Расстроенный и обеспокоенный, я сажусь в автомобиль. Мы возвращаемся обратно в полевой госпиталь в Сцеливиштичах, чтобы переночевать там. На дорогах лежит глубокий снег, Густелю приходится прилагать много усилий, чтобы проехать.
За закрытыми дверями мой старший ответственный коллега, в конце концов, не выдерживает и выходит из себя. От него я узнаю все подробности о прижигании.
– Представляю себе, как это болезненно и мучительно для раненых.
Он сразу соглашается:
– Этот метод нам просто навязали, мы применяем его лишь в крайнем случае, когда в поле зрения появляется господин дивизионный врач. В противном случае по возможности избегаем. При большом наплыве раненых у нас даже не остается времени на прижигание, поскольку этот метод требует больших затрат времени. На опыте мы убедились в том, что поверхностного наркоза или наркоза средней глубины недостаточно, чтобы во время болезненного прижигания ран добиться необходимого расслабления и отсутствия реакции. Эфир применять нельзя, так как велика опасность возникновения пожара. Поэтому часто мы просто вынуждены использовать хлороформ, который нельзя применять на раненых.

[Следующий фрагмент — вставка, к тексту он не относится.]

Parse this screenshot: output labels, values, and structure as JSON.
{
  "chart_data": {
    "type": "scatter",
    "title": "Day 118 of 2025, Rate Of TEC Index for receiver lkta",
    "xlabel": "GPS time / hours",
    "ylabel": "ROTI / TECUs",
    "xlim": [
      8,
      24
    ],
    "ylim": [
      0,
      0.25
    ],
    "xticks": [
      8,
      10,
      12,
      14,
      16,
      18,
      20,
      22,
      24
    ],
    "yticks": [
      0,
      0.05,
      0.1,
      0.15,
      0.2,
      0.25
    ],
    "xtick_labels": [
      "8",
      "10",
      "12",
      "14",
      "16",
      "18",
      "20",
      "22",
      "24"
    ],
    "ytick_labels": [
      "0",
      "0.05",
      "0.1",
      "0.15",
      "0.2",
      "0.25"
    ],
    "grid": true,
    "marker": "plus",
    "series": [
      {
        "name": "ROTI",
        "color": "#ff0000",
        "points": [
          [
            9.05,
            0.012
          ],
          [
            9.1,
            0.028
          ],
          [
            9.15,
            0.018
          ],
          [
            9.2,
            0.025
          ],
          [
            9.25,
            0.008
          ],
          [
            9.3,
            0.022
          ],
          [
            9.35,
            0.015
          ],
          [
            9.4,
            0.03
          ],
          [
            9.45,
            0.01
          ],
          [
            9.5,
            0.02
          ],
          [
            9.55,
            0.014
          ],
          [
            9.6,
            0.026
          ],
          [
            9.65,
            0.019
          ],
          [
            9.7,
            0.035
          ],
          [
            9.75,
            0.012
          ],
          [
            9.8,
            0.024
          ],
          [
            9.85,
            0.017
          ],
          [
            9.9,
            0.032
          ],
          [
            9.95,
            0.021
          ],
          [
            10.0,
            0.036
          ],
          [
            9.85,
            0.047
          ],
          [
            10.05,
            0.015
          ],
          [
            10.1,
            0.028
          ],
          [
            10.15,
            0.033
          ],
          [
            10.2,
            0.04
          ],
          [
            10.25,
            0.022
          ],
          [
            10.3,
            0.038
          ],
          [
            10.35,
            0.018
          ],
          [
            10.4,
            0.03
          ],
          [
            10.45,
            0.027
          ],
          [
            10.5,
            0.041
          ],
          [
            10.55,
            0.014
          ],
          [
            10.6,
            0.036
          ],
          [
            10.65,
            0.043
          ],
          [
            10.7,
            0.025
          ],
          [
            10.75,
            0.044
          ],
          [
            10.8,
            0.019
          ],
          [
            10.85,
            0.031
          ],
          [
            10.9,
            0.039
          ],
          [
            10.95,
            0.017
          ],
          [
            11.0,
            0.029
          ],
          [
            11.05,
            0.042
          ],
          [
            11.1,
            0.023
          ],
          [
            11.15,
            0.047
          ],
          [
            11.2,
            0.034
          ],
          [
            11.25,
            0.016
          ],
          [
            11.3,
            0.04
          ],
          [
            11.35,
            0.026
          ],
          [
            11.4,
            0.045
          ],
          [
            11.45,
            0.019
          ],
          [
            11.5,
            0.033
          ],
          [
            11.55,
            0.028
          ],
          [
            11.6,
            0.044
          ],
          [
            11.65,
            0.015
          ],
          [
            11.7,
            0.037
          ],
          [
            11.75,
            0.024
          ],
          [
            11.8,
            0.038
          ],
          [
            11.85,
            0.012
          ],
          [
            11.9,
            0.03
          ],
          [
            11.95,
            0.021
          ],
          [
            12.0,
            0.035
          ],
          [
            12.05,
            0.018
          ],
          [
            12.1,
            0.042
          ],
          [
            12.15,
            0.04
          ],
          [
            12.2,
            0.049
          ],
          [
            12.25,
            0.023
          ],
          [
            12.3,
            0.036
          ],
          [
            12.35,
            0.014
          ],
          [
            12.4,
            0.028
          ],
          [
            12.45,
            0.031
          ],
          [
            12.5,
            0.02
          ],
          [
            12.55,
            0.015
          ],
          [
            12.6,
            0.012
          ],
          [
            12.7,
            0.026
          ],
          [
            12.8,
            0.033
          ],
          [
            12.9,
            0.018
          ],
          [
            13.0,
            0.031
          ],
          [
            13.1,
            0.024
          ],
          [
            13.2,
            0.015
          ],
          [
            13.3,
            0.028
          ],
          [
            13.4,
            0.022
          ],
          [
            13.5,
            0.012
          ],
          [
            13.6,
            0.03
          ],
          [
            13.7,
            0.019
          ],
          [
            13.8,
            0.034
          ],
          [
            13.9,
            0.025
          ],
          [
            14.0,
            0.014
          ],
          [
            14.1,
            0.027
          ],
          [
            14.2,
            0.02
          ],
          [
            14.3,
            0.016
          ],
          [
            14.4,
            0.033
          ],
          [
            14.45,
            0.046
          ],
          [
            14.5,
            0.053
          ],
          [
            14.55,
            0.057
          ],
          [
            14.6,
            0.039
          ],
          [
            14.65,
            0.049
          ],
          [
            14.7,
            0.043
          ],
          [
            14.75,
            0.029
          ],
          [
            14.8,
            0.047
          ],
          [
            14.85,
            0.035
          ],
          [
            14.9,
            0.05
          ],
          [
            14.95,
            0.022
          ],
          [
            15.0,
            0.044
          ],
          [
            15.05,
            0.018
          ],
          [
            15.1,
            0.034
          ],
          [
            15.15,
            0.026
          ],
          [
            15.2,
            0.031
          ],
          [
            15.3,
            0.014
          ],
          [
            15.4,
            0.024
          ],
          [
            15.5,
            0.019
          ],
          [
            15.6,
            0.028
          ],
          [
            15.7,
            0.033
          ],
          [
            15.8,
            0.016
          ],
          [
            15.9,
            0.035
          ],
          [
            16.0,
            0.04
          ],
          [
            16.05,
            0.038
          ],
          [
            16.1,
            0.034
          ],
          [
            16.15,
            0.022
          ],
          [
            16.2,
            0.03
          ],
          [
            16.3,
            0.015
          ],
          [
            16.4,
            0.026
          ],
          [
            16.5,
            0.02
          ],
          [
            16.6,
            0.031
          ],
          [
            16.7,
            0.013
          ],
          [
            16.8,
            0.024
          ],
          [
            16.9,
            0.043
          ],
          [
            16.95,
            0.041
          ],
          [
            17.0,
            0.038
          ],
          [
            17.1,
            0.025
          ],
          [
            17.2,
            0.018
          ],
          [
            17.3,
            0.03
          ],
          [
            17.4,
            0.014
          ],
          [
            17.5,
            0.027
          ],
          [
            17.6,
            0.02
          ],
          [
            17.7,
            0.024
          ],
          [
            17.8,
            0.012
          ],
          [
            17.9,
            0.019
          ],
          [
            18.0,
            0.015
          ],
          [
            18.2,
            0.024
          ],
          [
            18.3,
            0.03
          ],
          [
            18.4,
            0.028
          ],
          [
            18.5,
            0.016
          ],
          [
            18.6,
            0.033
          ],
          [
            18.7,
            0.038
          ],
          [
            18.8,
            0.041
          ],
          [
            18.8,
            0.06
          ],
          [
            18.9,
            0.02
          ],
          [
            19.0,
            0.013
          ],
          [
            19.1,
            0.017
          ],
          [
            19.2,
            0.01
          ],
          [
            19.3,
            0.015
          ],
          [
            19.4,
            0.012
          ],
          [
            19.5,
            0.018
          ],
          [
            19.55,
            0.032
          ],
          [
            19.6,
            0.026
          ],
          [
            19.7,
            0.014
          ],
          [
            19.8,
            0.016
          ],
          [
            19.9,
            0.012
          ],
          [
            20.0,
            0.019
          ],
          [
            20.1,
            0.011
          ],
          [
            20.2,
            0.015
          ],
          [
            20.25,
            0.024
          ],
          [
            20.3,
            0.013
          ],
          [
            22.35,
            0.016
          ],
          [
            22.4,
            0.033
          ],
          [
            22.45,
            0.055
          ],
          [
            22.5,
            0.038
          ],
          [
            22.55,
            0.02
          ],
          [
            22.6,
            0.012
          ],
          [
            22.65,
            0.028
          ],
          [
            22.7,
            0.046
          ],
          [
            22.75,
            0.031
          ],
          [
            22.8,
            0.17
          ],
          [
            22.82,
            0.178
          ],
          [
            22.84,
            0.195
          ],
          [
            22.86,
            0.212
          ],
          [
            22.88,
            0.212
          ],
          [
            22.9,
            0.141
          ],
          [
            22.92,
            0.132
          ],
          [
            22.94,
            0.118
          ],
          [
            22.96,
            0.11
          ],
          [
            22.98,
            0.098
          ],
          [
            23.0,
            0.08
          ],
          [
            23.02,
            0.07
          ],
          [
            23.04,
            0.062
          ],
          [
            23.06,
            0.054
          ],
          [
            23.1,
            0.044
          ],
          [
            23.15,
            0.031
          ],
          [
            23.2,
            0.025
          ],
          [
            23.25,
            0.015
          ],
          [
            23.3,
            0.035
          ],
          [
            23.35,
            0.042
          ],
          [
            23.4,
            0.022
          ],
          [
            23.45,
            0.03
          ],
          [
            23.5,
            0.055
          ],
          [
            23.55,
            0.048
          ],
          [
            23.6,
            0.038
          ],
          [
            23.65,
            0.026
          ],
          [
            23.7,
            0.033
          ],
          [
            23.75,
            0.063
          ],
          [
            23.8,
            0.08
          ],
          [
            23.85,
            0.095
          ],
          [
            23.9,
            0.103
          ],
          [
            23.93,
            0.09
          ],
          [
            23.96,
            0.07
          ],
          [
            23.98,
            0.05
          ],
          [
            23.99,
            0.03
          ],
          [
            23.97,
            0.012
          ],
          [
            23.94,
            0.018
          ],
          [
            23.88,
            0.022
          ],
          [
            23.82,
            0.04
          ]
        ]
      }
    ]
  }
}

– Я очень благодарен вам за вашу искренность, коллега. То, что вы мне сообщили, чрезвычайно важно.
Ввиду тяжелых оборонительных боев к месту прорыва стягивают войска. На севере нужно блокировать противника. В предрассветных сумерках я выхожу на улицу и стою на морозе у обочины, утопая в снегу. Мимо проходит срочно вызванный пехотный полк, который должен подключиться к сражению. Полностью закутанные люди смертельно измождены. Они еле-еле плетутся друг за другом, спрашивая усталым голосом: «Сколько до следующей деревни? Далеко еще?»